Medications such as Viagra or Cialis are meant to help men overcome sexual problems such as erectile dysfunction. These medications are not necessarily meant to increase sexual desire, however, by improving men's performance and ability to get and maintain an erection, many men find their sexual desire increases. Some men, those with low testosterone levels, find testosterone therapy helps improve sexual desire. For women, there are no medications to help when they find themselves faced with low, or nonexistent, sexual desire.
One reason for this is that women's sexual desire is more complicated. Hormones, such as testosterone, might play a role but, according to a new study, it is a small role. Psychosocial factors, such as satisfaction with your relationship and overall feelings of well-being might be larger contributors to your sexual drive, or lack of one.
Previous research has shown that one in every eight women experience low sexual drive at some time. This can be caused by a number of reasons including relationship or personal stress, side-effects of medication and fluctuating hormonal levels, such as during menopause.
Researchers at the University of Michigan Health System looked at information from the Study of Women's Health Across the Nation to compare the relationship between hormones and sexual function during the menopausal transition. Data from over 3,300 women was used in the study. Participants answered questions about their desire for sex and sexual activity. In addition, blood tests analyzed levels of testosterone and other reproductive hormones. The study showed:
Women with higher levels of testosterone and other reproductive hormones did report higher levels of sexual desire, however, the difference was not very large.
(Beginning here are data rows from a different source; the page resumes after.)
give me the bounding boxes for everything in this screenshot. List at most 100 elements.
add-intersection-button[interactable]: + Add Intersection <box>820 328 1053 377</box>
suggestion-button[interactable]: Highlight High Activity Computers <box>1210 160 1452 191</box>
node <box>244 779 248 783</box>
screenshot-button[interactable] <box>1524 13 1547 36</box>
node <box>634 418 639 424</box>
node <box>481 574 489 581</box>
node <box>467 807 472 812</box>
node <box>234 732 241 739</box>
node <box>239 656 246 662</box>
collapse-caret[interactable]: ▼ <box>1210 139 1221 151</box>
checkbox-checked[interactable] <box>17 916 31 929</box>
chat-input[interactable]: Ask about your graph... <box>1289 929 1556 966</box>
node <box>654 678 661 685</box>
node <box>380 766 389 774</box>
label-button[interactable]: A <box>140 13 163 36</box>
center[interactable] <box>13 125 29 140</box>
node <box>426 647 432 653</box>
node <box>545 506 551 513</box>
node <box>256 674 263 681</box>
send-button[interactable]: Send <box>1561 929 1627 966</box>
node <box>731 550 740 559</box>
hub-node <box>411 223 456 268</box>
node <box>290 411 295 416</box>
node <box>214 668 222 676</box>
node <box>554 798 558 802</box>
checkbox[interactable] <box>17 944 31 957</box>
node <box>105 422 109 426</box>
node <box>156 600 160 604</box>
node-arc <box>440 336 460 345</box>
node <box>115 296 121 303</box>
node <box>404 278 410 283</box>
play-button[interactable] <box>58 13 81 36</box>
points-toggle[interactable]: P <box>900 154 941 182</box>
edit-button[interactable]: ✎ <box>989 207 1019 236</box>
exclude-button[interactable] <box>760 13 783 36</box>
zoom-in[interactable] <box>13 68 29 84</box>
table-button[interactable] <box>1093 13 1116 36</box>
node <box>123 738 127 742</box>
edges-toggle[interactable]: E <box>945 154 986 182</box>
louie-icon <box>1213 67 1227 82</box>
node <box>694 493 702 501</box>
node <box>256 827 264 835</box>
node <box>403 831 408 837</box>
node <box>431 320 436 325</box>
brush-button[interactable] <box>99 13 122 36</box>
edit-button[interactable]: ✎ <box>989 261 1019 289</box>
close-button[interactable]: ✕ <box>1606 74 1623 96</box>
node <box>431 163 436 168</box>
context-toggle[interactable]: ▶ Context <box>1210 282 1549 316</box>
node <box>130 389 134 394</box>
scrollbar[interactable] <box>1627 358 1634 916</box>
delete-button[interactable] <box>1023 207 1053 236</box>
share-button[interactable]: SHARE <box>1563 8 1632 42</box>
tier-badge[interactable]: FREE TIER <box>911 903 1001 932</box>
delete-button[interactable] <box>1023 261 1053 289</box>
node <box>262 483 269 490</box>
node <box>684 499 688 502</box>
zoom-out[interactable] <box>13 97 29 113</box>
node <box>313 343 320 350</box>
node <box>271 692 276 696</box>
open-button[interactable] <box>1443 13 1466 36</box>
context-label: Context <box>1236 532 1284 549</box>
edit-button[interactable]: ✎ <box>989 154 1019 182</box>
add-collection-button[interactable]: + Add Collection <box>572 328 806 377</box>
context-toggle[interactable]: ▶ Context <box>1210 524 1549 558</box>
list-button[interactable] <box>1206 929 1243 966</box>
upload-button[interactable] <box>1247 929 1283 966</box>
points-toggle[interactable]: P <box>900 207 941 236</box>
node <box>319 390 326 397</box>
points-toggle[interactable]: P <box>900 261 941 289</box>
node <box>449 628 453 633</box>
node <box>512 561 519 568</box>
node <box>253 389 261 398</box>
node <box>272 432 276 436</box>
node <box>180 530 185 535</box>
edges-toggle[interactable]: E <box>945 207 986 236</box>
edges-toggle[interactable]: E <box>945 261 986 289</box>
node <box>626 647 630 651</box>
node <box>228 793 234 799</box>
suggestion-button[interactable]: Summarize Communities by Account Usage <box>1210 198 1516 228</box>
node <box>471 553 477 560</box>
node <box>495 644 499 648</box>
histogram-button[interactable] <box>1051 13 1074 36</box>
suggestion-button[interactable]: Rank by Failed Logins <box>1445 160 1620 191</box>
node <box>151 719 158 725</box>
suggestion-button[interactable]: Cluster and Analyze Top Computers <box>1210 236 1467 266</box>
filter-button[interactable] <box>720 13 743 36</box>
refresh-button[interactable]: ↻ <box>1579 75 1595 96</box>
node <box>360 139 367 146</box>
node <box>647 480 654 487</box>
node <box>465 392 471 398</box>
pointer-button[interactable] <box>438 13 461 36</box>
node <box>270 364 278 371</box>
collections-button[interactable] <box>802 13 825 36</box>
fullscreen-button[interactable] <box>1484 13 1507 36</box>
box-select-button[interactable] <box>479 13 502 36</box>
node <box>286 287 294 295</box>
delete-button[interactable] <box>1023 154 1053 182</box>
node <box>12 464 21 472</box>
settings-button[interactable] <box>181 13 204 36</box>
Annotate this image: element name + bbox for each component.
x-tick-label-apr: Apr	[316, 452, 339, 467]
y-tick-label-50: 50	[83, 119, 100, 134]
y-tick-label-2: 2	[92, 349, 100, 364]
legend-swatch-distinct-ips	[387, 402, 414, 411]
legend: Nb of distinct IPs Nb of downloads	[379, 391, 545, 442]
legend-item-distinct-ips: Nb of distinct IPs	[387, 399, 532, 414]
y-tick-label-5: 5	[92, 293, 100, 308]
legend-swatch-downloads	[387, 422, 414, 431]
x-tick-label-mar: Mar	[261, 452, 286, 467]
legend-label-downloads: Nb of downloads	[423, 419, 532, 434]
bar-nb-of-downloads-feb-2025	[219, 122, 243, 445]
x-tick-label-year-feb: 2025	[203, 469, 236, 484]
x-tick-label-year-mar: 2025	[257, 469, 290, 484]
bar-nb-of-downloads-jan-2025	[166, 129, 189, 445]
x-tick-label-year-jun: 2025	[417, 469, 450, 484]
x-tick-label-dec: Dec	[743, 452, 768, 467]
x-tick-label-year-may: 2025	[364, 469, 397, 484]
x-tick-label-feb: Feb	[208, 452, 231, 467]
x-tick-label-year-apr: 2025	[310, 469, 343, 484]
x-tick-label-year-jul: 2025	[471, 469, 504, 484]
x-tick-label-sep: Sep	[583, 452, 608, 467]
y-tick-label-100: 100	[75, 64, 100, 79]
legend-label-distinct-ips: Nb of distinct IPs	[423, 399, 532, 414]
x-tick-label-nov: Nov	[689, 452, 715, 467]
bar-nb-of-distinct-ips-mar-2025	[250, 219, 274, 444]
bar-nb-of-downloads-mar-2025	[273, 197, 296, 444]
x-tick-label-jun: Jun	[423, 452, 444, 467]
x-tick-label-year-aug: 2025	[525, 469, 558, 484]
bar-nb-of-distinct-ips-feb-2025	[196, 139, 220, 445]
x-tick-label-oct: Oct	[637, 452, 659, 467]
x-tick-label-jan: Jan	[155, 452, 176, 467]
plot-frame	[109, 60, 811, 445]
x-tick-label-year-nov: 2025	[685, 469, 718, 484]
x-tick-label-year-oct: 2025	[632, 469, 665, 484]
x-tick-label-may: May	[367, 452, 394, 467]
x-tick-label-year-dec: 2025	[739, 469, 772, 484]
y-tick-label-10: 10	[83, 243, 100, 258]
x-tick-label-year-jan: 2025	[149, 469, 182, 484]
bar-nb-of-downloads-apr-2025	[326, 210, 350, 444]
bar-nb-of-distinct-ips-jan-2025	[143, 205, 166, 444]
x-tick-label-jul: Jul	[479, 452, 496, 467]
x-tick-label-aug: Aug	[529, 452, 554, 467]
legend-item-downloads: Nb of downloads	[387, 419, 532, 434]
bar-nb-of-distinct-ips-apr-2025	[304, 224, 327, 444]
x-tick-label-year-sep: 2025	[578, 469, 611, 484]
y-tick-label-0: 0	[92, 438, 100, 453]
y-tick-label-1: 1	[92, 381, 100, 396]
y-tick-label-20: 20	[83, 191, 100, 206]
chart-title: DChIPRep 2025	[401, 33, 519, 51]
Women who reported fewer sad moods and higher levels of satisfaction in their relationships reported better sexual function.
A woman's sex drive seems to be intricately tied to their emotional well-being - their level of happiness and their satisfaction with their relationship. The researchers believe these factors play a much bigger role in sexual desire and should be considered when treating women for low sex drive.
Testosterone therapy has been used, with some success, for women with low sex drives. However, the researchers caution that there are too many unknowns when treating a woman with testosterone, for example, the long-term health effects have not been studied.
Health Central Health Guide, Amy Hendel, in a post, "Viagra for Women? 5 Ways to Get Sex Going," explains some of the current treatments for low sex drive in women. No matter what treatment you pursue, don't forget to focus on your feelings of satisfaction with both your life and your relationship. By improving those, you might improve your sex life.